7. 100 ul of Conjugate is then added into each wells except the blank well which act as a control.
8. The plate is then incubated at room temperature for 30 minutes.
9. After incubation, the wells are washed using the microplate washer.
10. 100 ul of Substrate is added into each wells
11. The plate is then incubated at room temperature for 15 minutes.
12. 100 ul of stop solution is added to each wells to stop the reaction.
13. The microplate is then place into the microtiter plate reader for results.

Results interpretation :

Quality control criteria -

• Negative Control values should be less than 0.250
• Positive Control values should be more than 0.750
• +ve control / -ve control should be more than 5
• Blank ( empty well ) should be less than 0.150

If either of the values do not meet the criteria, the whole run is rejected and rerun has to be conducted.

Interpretation -

• Cutoff value (COV) = -ve control + 0.1 x +ve control
• Positive > 1.15 x COV
• Negative < 0.85 x COV
  

To interpret the results, calculations are carried out and these formulas are provided by the supplier of the kit.

Low positive will mean that the immunity is low and the patient is susceptible to re-infection

High/ mid positive will mean that the person is immune to the virus.

Negative will mean that is patient is not reactive or not immune to the virus.

So this is the end of my sharing, to summarise, mainly in virology lab, ELISA is one of the most common test that is conducted to detect viral infection as well as the immunity of the patient to specific virus.

****** THE END *******

Tng Wess Lee, 0702570C
TG02, Grp 10
Allocation: Clinical Biochemistry Laboratory

There are a total of 3 rooms in my working environment. We are allocated to 10 machines to learn 1 machine each week before being transferred to another lab. For the first 2 weeks, the machines which i have handled are basically non-analytical but an organiser.

The first week, i was allocated to Laboratory Automated System. The workstation requires me to sort sample according to their priority. (1. Urgent/Stat, 2. Ward, 3. Routine) For the entire duration i only received blood and urine specimens. The specimens are sent via a telelift system called a pneumatic tube system/carrier system. Upon arrival, the specimens are punched with time and date, to prevent dispute between the wards/clinics and the lab.

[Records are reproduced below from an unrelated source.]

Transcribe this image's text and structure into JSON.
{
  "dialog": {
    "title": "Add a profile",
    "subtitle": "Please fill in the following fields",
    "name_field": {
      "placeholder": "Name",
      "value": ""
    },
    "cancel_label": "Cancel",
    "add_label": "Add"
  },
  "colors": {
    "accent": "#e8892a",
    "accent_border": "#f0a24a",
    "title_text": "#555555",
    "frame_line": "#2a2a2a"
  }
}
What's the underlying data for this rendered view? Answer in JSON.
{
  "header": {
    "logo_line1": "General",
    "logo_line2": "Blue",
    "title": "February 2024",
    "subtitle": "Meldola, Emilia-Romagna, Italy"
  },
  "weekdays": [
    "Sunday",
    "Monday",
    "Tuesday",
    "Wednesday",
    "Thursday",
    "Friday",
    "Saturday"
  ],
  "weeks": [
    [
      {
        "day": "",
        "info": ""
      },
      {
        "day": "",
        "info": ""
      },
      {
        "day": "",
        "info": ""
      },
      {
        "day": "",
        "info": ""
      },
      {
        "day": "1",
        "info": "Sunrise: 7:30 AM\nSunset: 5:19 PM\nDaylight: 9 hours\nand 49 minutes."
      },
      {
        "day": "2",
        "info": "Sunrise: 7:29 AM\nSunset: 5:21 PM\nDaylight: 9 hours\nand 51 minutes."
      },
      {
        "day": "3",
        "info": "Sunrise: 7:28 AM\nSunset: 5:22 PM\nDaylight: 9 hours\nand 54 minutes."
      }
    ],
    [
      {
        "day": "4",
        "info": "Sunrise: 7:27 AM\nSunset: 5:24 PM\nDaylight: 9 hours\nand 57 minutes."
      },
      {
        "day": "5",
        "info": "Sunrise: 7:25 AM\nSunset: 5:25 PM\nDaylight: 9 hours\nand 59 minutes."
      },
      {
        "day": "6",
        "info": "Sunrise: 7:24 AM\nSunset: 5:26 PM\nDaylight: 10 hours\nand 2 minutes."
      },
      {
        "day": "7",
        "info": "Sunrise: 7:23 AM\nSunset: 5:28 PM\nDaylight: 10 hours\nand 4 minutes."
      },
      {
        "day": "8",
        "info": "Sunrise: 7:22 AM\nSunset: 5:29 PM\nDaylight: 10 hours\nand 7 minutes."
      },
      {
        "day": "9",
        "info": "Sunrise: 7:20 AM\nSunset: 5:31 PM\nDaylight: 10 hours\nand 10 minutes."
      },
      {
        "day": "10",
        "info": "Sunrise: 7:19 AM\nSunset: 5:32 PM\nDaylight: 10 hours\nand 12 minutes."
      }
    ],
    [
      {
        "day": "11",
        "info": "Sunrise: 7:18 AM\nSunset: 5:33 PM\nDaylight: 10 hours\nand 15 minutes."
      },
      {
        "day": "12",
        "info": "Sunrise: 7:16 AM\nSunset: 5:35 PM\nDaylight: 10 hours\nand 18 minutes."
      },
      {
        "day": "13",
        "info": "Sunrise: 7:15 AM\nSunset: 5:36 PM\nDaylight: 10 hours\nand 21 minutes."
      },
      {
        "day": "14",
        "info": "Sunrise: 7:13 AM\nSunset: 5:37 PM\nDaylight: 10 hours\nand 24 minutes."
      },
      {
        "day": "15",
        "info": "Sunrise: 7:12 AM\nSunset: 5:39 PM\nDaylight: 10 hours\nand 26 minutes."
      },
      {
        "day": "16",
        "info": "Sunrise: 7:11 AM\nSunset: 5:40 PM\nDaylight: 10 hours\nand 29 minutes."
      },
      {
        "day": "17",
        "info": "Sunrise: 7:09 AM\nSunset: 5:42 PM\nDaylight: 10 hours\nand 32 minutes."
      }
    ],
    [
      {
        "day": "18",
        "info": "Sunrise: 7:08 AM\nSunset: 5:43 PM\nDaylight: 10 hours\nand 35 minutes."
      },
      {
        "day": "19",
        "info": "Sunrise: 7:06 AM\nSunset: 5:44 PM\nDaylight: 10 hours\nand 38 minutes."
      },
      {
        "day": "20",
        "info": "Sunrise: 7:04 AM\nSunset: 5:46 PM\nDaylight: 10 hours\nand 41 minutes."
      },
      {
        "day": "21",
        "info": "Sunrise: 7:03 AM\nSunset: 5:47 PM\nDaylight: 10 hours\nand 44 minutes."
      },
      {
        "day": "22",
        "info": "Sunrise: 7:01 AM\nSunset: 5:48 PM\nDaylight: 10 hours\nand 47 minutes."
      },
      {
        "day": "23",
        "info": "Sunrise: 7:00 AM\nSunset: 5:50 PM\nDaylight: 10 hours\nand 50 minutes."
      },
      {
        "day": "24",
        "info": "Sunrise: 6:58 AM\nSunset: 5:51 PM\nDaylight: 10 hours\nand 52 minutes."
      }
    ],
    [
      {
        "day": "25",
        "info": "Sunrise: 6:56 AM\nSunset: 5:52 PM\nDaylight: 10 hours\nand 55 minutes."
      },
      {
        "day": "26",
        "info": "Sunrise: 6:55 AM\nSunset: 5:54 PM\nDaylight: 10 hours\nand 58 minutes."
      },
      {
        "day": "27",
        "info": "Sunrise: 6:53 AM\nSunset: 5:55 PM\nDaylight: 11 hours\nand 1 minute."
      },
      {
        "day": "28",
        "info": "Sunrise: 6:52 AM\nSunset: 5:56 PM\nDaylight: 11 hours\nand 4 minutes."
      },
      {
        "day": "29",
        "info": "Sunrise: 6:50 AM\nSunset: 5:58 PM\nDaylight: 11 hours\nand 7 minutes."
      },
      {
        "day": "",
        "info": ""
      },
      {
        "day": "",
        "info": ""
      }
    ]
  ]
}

After sorting these samples, clerks will collect the sorted samples and enter the appropriate data in the LIS and print specific barcode labels, which are pasted onto the tubes. They will then pass the tubes back to me to place it at the inlet.

The samples then run along a line, where it is then sent to be centrifuged to separate the blood cells from the serum. After being centrifuged, the sample enters the Serum Level Detector to determine the volume of serum and if there is sufficient serum to be tested. After that, the sample is brought by the line into the decapper to remove the caps.

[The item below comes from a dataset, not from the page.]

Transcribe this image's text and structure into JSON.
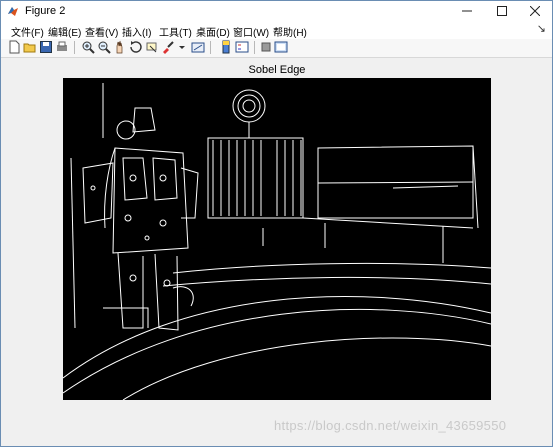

The sample is then sent to the labeller to label another tube if a separate test is required to be conducted. If there is an extra tube which exits from the labeller, both the original tube and the newly labelled tube will enter the aliquoter. The aliquoter aliquots the serum from the original tube to the new labelled tube. If no aliquots need to be done, the original tube will pass through the aliquoter.

The specimen then enters the analyser. The LAS is a preanalytical stage whereby it prepares the sample for analysis. It compromises of the Inlet, the Centrifuge, the serum level detector, the decapper, the labeller and the aliquoter.